By Patricia Lee Sharpe
In Afghanistan (and Pakistan) even locals can lose their lives for mishandling a Koran, which mostly they don’t do, although accusations of Koran abuse occur with some regularity. The best way to carry out a land grab is to accuse a landowner of mishandling a Koran. If you are lucky, the accused will get lynched and you can snatch the land with little futher ado. If you aren’t lucky, the accused will end up with a long prison sentence, but the land might still end up as yours.
An American contact was annoyed with me recently. I’d declared that anyone and everyone serving in the U.S. Army (or with any of the allied forces) should know that Afghans are pretty touchy about how Korans are treated. Ordinary American soldiers aren’t going to know that, he said. Even if they’re told, it won’t make any impression. They won’t remember.

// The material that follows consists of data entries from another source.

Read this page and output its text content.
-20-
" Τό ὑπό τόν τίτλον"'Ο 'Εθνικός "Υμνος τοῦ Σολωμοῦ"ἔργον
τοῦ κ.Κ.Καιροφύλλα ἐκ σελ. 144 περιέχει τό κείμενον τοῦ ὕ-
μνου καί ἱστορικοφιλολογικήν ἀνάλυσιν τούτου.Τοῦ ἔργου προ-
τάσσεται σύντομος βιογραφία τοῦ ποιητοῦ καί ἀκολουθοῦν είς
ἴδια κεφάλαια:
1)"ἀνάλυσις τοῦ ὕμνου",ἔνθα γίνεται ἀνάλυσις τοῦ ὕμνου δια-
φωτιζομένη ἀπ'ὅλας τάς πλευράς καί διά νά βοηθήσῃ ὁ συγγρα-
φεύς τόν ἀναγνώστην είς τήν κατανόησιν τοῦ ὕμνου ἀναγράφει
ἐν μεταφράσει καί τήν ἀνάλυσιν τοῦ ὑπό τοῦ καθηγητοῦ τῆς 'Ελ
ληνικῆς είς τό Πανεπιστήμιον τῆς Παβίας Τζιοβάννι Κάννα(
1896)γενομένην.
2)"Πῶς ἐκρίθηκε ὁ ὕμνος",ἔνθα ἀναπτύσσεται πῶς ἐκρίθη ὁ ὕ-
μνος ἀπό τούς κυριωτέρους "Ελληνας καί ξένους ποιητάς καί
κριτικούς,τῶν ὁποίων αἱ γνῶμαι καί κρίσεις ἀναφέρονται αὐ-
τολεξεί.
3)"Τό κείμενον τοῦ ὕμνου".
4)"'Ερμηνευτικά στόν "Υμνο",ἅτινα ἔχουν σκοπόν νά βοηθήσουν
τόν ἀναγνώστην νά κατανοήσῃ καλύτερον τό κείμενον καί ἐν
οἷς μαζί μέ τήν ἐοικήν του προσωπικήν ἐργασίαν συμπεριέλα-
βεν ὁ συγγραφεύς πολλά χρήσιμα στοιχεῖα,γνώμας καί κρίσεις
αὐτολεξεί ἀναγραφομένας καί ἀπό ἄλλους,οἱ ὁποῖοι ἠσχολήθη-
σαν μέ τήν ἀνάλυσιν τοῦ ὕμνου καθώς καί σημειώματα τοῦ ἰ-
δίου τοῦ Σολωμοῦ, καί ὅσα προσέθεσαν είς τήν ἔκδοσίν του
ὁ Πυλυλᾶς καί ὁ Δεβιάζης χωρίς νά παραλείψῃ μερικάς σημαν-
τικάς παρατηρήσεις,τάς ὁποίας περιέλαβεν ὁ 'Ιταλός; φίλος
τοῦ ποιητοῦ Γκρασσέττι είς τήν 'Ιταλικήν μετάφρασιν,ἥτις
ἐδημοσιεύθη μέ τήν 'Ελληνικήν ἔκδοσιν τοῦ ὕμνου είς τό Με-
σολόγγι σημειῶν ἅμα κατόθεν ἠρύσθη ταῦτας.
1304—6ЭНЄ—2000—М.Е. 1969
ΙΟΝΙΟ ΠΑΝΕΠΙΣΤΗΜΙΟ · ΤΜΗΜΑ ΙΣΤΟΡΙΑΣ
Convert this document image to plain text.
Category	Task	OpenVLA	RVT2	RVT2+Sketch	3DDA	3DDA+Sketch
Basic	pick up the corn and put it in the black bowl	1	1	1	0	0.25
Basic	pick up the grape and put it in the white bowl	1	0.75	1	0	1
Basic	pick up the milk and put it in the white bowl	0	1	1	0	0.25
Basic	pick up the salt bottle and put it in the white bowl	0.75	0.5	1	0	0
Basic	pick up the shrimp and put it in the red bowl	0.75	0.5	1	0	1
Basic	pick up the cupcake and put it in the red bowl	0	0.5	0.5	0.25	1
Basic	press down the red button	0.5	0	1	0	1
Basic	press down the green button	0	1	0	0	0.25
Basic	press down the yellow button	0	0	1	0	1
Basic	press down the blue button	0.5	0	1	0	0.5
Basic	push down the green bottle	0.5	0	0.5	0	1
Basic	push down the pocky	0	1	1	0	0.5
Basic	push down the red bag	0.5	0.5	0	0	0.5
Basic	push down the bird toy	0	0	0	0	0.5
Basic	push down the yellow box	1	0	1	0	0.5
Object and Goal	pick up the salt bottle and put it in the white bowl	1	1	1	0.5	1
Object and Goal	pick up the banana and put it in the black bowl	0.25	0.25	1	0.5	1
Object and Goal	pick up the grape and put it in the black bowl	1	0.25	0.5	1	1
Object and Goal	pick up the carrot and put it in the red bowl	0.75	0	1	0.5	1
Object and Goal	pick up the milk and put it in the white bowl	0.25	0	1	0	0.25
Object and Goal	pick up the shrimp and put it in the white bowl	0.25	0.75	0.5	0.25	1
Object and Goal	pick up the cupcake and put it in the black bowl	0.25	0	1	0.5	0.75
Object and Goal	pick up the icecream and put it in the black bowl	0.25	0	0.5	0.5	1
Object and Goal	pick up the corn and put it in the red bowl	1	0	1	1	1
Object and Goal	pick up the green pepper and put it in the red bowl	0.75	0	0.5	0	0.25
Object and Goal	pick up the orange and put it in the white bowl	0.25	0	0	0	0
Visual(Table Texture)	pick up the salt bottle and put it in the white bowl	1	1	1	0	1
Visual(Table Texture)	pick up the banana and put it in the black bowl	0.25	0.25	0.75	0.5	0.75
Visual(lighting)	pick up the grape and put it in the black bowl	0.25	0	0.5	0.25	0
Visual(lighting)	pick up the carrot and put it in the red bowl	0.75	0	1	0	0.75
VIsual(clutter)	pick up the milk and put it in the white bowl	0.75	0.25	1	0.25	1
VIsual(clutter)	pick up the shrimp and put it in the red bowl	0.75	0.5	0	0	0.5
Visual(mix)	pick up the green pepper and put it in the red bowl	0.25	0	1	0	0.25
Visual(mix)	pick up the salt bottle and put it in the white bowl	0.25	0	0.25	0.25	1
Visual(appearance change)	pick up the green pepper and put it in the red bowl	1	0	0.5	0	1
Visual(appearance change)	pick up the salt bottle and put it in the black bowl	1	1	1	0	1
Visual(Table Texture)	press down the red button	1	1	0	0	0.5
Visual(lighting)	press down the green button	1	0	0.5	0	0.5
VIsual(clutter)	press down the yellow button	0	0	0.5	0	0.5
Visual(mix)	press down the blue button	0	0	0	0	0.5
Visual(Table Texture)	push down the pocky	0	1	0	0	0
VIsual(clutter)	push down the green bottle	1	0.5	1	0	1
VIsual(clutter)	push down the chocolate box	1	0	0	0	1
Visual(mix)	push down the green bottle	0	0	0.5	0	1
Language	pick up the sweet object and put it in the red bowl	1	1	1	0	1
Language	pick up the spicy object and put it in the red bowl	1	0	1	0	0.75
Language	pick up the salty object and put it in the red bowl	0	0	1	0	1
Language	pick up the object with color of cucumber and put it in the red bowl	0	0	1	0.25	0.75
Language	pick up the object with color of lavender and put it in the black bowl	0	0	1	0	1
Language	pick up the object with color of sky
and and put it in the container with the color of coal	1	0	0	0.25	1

I don’t think American troops are stupid. I don’t believe that they are incapable of learning respect for local custom. It’s far more likely that their commanders and their commanders’ commanders haven’t done a very good job of providing the cultural sensitization that (we’re told) is routine. Maybe sensitizing is on the syllabus, so to speak, but carried out so badly, so offhandedly, with so little sense of urgency, that anyone in the audience would fall asleep. Or maybe it’s done in an off-putting preachy way. Sermons do get boring. How clearly are the troops taught that Koran handling is a life and death matter? Your buddy could die. Your vehicle could get blown up. Etc
Like many observers, I was pretty outraged by this unnecessarily provocative act, but it may be that I’m even more puzzled by it. Nowhere in my reading have I found any reference to clear cut, codified procedures for handling Korans, step by step procedures to be followed without fail.